Printing em-dash to console window using printf?

1.8k Views Asked by At

A simple problem: I'm writing a chatroom program in C++ (but it's primarily C-style) for a class, and I'm trying to print, “#help — display a list of commands...” to the output window. While I could use two hyphens (--) to achieve roughly the same effect, I'd rather use an em-dash (—). printf(), however, doesn't seem to support printing em-dashes. Instead, the console just prints out the character, ù, in its place, despite the fact that entering em-dashes directly into the prompt works fine.

How do I get this simple Unicode character to show up?

Looking at Windows alt key codes, I find it interesting how alt+0151 is "—" and alt+151 is "ù". Is this related to my problem, or a simple coincidence?

2

There are 2 best solutions below

0
On

the windows is unicode (UTF-16) system. console unicode as well. if you want print unicode text - you need (and this is most effective) use WriteConsoleW

BOOL PrintString(PCWSTR psz)
{
    DWORD n;
    return WriteConsoleW(GetStdHandle(STD_OUTPUT_HANDLE), psz, (ULONG)wcslen(psz), &n, 0);
}
PrintString(L"—");

in this case in your binary file will be wide character (2 bytes 0x2014) and console print it as is.

if ansi (multi-byte) function is called for output console - like WriteConsoleA or WriteFile - console first translate multi-byte string to unicode via MultiByteToWideChar and in place CodePage will be used value returned by GetConsoleOutputCP. and here (translation) can be problem if you use characters > 0x80

first of all compiler can give you warning: The file contains a character that cannot be represented in the current code page (number). Save the file in Unicode format to prevent data loss. (C4819). but even after you save source file in Unicode format, can be next:

wprintf(L"ù"); // no warning
printf("ù"); //warning C4566

because L"ù" saved as wide char string (as is) in binary file - here all ok and no any problems and warning. but "ù" is saved as char string (single byte string). compiler need convert wide string "ù" from source file to multi-byte string in binary (.obj file, from which linker create pe than). and compiler use for this WideCharToMultiByte with CP_ACP (The current system default Windows ANSI code page.)

so what happens if you say call printf("ù"); ?

  1. unicode string "ù" will be converted to multi-byte WideCharToMultiByte(CP_ACP, ) and this will be at compile time. resulting multi-byte string will be saved in binary file
  2. the console it run-time convert your multi-byte string to wide char by MultiByteToWideChar(GetConsoleOutputCP(), ..) and print this string

so you got 2 conversions: unicode -> CP_ACP -> multi-byte -> GetConsoleOutputCP() -> unicode

by default GetConsoleOutputCP() == CP_OEMCP != CP_ACP even if you run program on computer where you compile it. (on another computer with another CP_OEMCP especially)

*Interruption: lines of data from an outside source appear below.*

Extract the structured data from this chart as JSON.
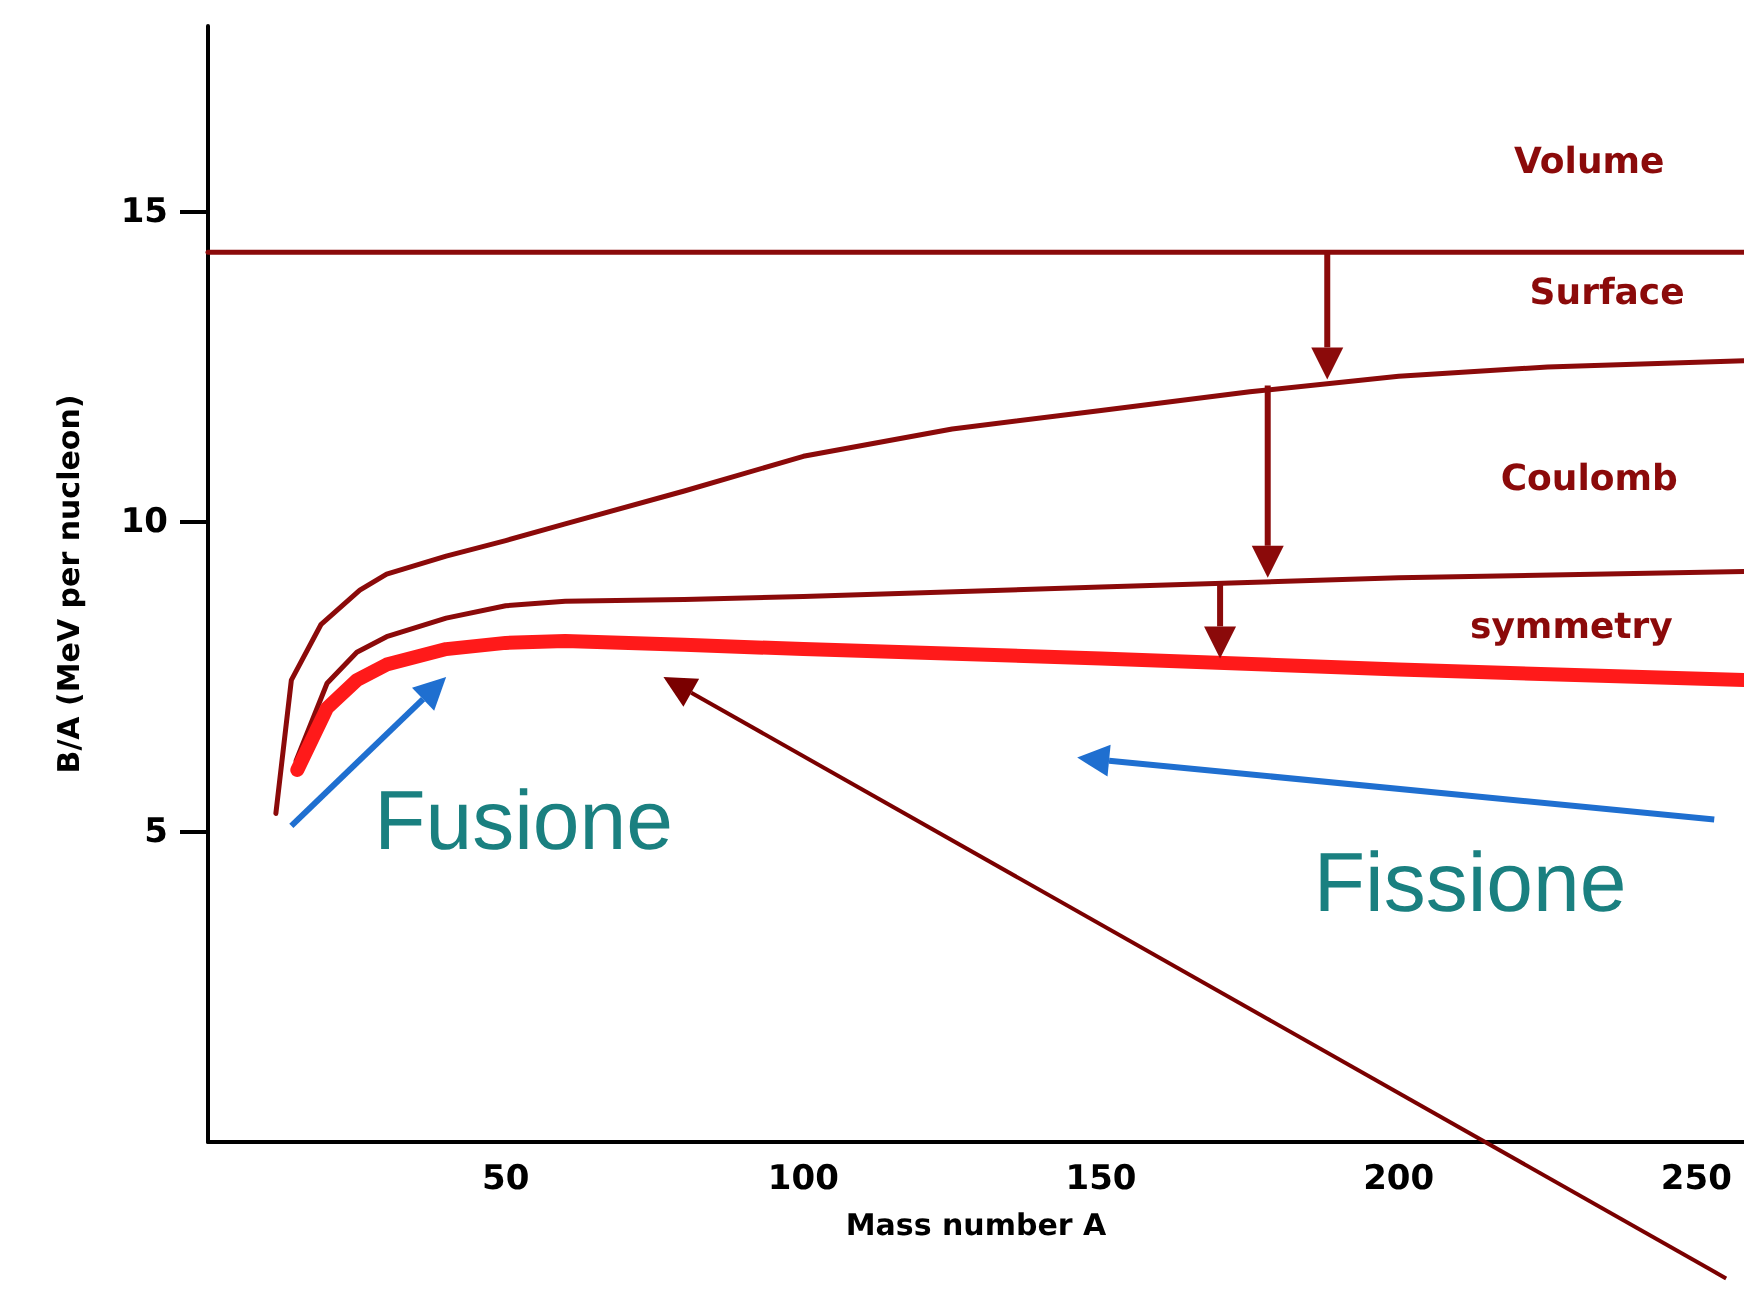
{
  "chart_data": {
    "type": "line",
    "xlabel": "Mass number A",
    "ylabel": "B/A (MeV per nucleon)",
    "xlim": [
      0,
      258
    ],
    "ylim": [
      0,
      18
    ],
    "xticks": [
      50,
      100,
      150,
      200,
      250
    ],
    "yticks": [
      5,
      10,
      15
    ],
    "grid": false,
    "marker": "none",
    "line_style": "solid",
    "series": [
      {
        "color": "#8b0a0a",
        "x": [
          0,
          258
        ],
        "values": [
          14.35,
          14.35
        ]
      },
      {
        "color": "#8b0a0a",
        "x": [
          11.4,
          14,
          19,
          25.5,
          30,
          40,
          50,
          60,
          80,
          100,
          125,
          150,
          175,
          200,
          225,
          258
        ],
        "values": [
          5.3,
          7.45,
          8.35,
          8.9,
          9.16,
          9.45,
          9.7,
          9.97,
          10.5,
          11.06,
          11.5,
          11.8,
          12.1,
          12.35,
          12.5,
          12.6
        ]
      },
      {
        "color": "#8b0a0a",
        "x": [
          14.8,
          20,
          25,
          30,
          40,
          50,
          60,
          80,
          100,
          150,
          200,
          258
        ],
        "values": [
          6.15,
          7.4,
          7.9,
          8.15,
          8.45,
          8.65,
          8.72,
          8.75,
          8.8,
          8.95,
          9.1,
          9.2
        ]
      },
      {
        "color": "#ff1a1a",
        "x": [
          15,
          20,
          25,
          30,
          40,
          50,
          60,
          80,
          100,
          150,
          200,
          258
        ],
        "values": [
          6.0,
          7.0,
          7.45,
          7.7,
          7.95,
          8.05,
          8.08,
          8.02,
          7.95,
          7.8,
          7.62,
          7.45
        ]
      }
    ],
    "annotations": [
      "Volume",
      "Surface",
      "Coulomb",
      "symmetry",
      "Fusione",
      "Fissione"
    ]
  }
}
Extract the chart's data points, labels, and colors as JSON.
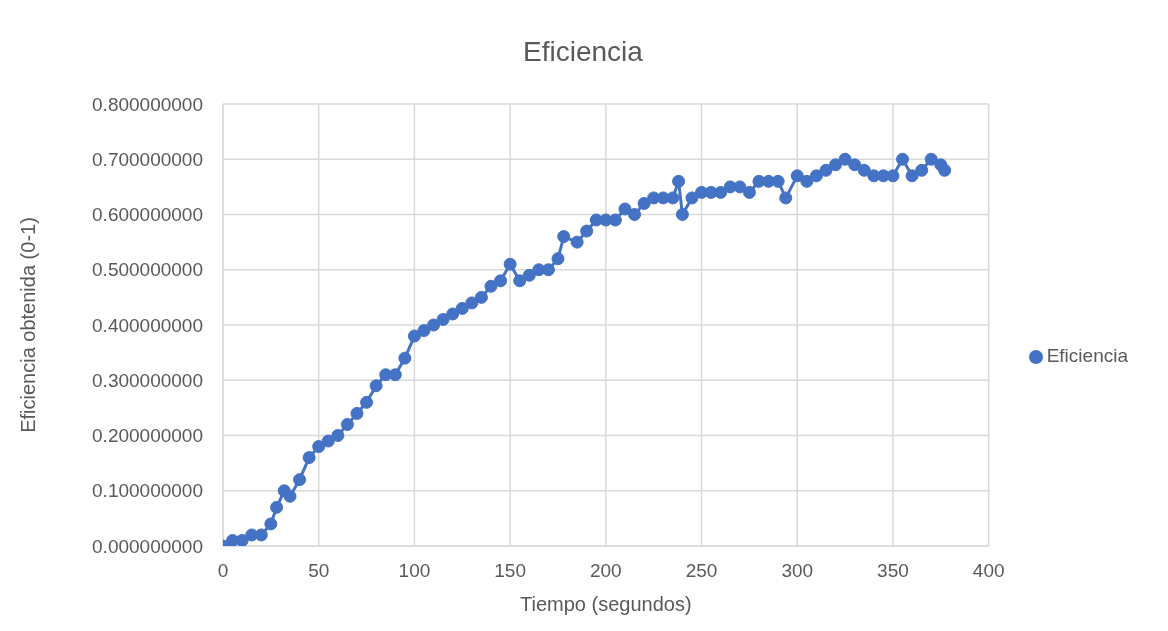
{
  "chart_data": {
    "type": "line",
    "title": "Eficiencia",
    "xlabel": "Tiempo (segundos)",
    "ylabel": "Eficiencia obtenida (0-1)",
    "x": [
      0,
      5,
      10,
      15,
      20,
      25,
      28,
      32,
      35,
      40,
      45,
      50,
      55,
      60,
      65,
      70,
      75,
      80,
      85,
      90,
      95,
      100,
      105,
      110,
      115,
      120,
      125,
      130,
      135,
      140,
      145,
      150,
      155,
      160,
      165,
      170,
      175,
      178,
      185,
      190,
      195,
      200,
      205,
      210,
      215,
      220,
      225,
      230,
      235,
      238,
      240,
      245,
      250,
      255,
      260,
      265,
      270,
      275,
      280,
      285,
      290,
      294,
      300,
      305,
      310,
      315,
      320,
      325,
      330,
      335,
      340,
      345,
      350,
      355,
      360,
      365,
      370,
      375,
      377
    ],
    "series": [
      {
        "name": "Eficiencia",
        "color": "#4472c4",
        "values": [
          0,
          0.01,
          0.01,
          0.02,
          0.02,
          0.04,
          0.07,
          0.1,
          0.09,
          0.12,
          0.16,
          0.18,
          0.19,
          0.2,
          0.22,
          0.24,
          0.26,
          0.29,
          0.31,
          0.31,
          0.34,
          0.38,
          0.39,
          0.4,
          0.41,
          0.42,
          0.43,
          0.44,
          0.45,
          0.47,
          0.48,
          0.51,
          0.48,
          0.49,
          0.5,
          0.5,
          0.52,
          0.56,
          0.55,
          0.57,
          0.59,
          0.59,
          0.59,
          0.61,
          0.6,
          0.62,
          0.63,
          0.63,
          0.63,
          0.66,
          0.6,
          0.63,
          0.64,
          0.64,
          0.64,
          0.65,
          0.65,
          0.64,
          0.66,
          0.66,
          0.66,
          0.63,
          0.67,
          0.66,
          0.67,
          0.68,
          0.69,
          0.7,
          0.69,
          0.68,
          0.67,
          0.67,
          0.67,
          0.7,
          0.67,
          0.68,
          0.7,
          0.69,
          0.68
        ]
      }
    ],
    "xlim": [
      0,
      400
    ],
    "xticks": [
      0,
      50,
      100,
      150,
      200,
      250,
      300,
      350,
      400
    ],
    "ylim": [
      0,
      0.8
    ],
    "yticks": [
      {
        "value": 0,
        "label": "0.000000000"
      },
      {
        "value": 0.1,
        "label": "0.100000000"
      },
      {
        "value": 0.2,
        "label": "0.200000000"
      },
      {
        "value": 0.3,
        "label": "0.300000000"
      },
      {
        "value": 0.4,
        "label": "0.400000000"
      },
      {
        "value": 0.5,
        "label": "0.500000000"
      },
      {
        "value": 0.6,
        "label": "0.600000000"
      },
      {
        "value": 0.7,
        "label": "0.700000000"
      },
      {
        "value": 0.8,
        "label": "0.800000000"
      }
    ],
    "grid": true,
    "legend": "right",
    "marker": "circle",
    "line_style": "solid"
  }
}
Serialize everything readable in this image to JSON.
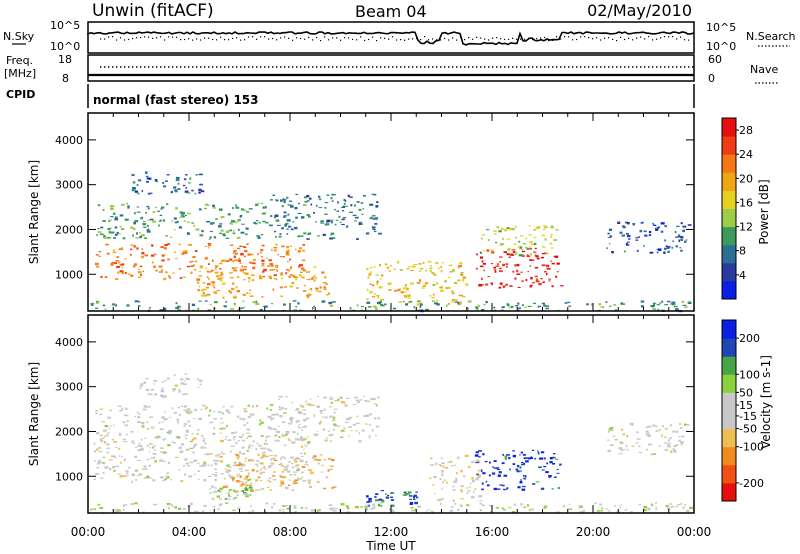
{
  "header": {
    "station": "Unwin (fitACF)",
    "beam": "Beam 04",
    "date": "02/May/2010"
  },
  "summary_panels": {
    "nsky_label": "N.Sky",
    "nsky_ticks": [
      "10^5",
      "10^0"
    ],
    "nsearch_label": "N.Search",
    "nsearch_ticks": [
      "10^5",
      "10^0"
    ],
    "freq_label": "Freq.",
    "freq_unit": "[MHz]",
    "freq_ticks": [
      "18",
      "8"
    ],
    "nave_label": "Nave",
    "nave_ticks": [
      "60",
      "0"
    ],
    "cpid_label": "CPID",
    "cpid_text": "normal (fast stereo) 153"
  },
  "colors": {
    "power_scale": [
      "#0a1ee6",
      "#283c9b",
      "#2d6e96",
      "#3c9b5a",
      "#9bcd46",
      "#e6d21e",
      "#f0a514",
      "#f57814",
      "#f03c14",
      "#e60f0f"
    ],
    "velocity_scale": [
      "#e60f0f",
      "#f05014",
      "#f08c1e",
      "#f0be50",
      "#c8c8c8",
      "#c8c8c8",
      "#8cd23c",
      "#46a546",
      "#1e46b4",
      "#0a1ee6"
    ]
  },
  "chart_data": [
    {
      "type": "heatmap",
      "name": "power",
      "xlabel": "Time UT",
      "ylabel": "Slant Range [km]",
      "xlim": [
        0,
        24
      ],
      "ylim": [
        180,
        4600
      ],
      "x_ticks": [
        "00:00",
        "04:00",
        "08:00",
        "12:00",
        "16:00",
        "20:00",
        "00:00"
      ],
      "y_ticks": [
        1000,
        2000,
        3000,
        4000
      ],
      "colorbar": {
        "label": "Power [dB]",
        "ticks": [
          4,
          8,
          12,
          16,
          20,
          24,
          28
        ],
        "range": [
          0,
          30
        ]
      },
      "regions": [
        {
          "t": [
            0.2,
            8.7
          ],
          "r": [
            900,
            1700
          ],
          "value": 22
        },
        {
          "t": [
            4.3,
            9.6
          ],
          "r": [
            500,
            1200
          ],
          "value": 20
        },
        {
          "t": [
            0.3,
            7.0
          ],
          "r": [
            1800,
            2600
          ],
          "value": 10
        },
        {
          "t": [
            1.5,
            4.5
          ],
          "r": [
            2800,
            3300
          ],
          "value": 6
        },
        {
          "t": [
            7.0,
            11.5
          ],
          "r": [
            1800,
            2800
          ],
          "value": 8
        },
        {
          "t": [
            11.0,
            15.0
          ],
          "r": [
            350,
            1300
          ],
          "value": 18
        },
        {
          "t": [
            15.3,
            18.7
          ],
          "r": [
            700,
            1600
          ],
          "value": 28
        },
        {
          "t": [
            15.5,
            18.5
          ],
          "r": [
            1400,
            2100
          ],
          "value": 14
        },
        {
          "t": [
            20.5,
            23.8
          ],
          "r": [
            1500,
            2200
          ],
          "value": 6
        },
        {
          "t": [
            0.0,
            24.0
          ],
          "r": [
            200,
            420
          ],
          "value": 10
        }
      ]
    },
    {
      "type": "heatmap",
      "name": "velocity",
      "xlabel": "Time UT",
      "ylabel": "Slant Range [km]",
      "xlim": [
        0,
        24
      ],
      "ylim": [
        180,
        4600
      ],
      "x_ticks": [
        "00:00",
        "04:00",
        "08:00",
        "12:00",
        "16:00",
        "20:00",
        "00:00"
      ],
      "y_ticks": [
        1000,
        2000,
        3000,
        4000
      ],
      "colorbar": {
        "label": "Velocity [m s-1]",
        "ticks": [
          -200,
          -100,
          -50,
          -15,
          15,
          50,
          100,
          200
        ],
        "range": [
          -250,
          250
        ]
      },
      "regions": [
        {
          "t": [
            0.2,
            8.7
          ],
          "r": [
            900,
            2600
          ],
          "value": 0
        },
        {
          "t": [
            2.0,
            4.5
          ],
          "r": [
            2800,
            3300
          ],
          "value": 0
        },
        {
          "t": [
            7.0,
            11.5
          ],
          "r": [
            1800,
            2800
          ],
          "value": 0
        },
        {
          "t": [
            5.0,
            9.7
          ],
          "r": [
            650,
            1500
          ],
          "value": -70
        },
        {
          "t": [
            4.8,
            6.5
          ],
          "r": [
            500,
            800
          ],
          "value": 60
        },
        {
          "t": [
            11.0,
            13.0
          ],
          "r": [
            350,
            700
          ],
          "value": 180
        },
        {
          "t": [
            13.5,
            15.5
          ],
          "r": [
            450,
            1500
          ],
          "value": -30
        },
        {
          "t": [
            15.3,
            18.7
          ],
          "r": [
            700,
            1600
          ],
          "value": 200
        },
        {
          "t": [
            20.5,
            23.8
          ],
          "r": [
            1500,
            2200
          ],
          "value": 0
        },
        {
          "t": [
            0.0,
            24.0
          ],
          "r": [
            200,
            420
          ],
          "value": 30
        }
      ]
    }
  ]
}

problem in incompatible conversions - different code pages used. but even if you change console code page to your CP_ACP - convertion anyway can wrong translate some characters.

and about CRT api wprintf - here situation is next:

the wprintf first convert given string from unicode to multi-byte by using it internal current locale (and note that crt locale independent and different from console locale). and then call WriteFile with multi-byte string. console convert back this multi-bytes string to unicode

unicode -> current_crt_locale -> multi-byte -> GetConsoleOutputCP() -> unicode

so for use wprintf we need first set current crt locale to GetConsoleOutputCP()

char sz[16];
sprintf(sz, ".%u", GetConsoleOutputCP());
setlocale(LC_ALL, sz);
wprintf(L"—");

but anyway here i view (on my comp) - on screen instead . so will be -— if call PrintString(L"—"); (which used WriteConsoleW) just after this.

so only reliable way print any unicode characters (supported by windows) - use WriteConsoleW api.

0
On

After going through the comments, I've found eryksun's solution to be the simplest (...and the most comprehensible):

#include <stdio.h>
#include <io.h>
#include <fcntl.h>

int main()
{
    //other stuff
    _setmode(_fileno(stdout), _O_U16TEXT);
    wprintf(L"#help — display a list of commands...");

Portability isn't a concern of mine, and this solves my initial problem—no more ù—my beloved em-dash is on display.

I acknowledge this question is essentially a duplicate of the one linked by sata300.de. Albeit, with printf in the place of cout, and unnecessary ramblings in the place of relevant information.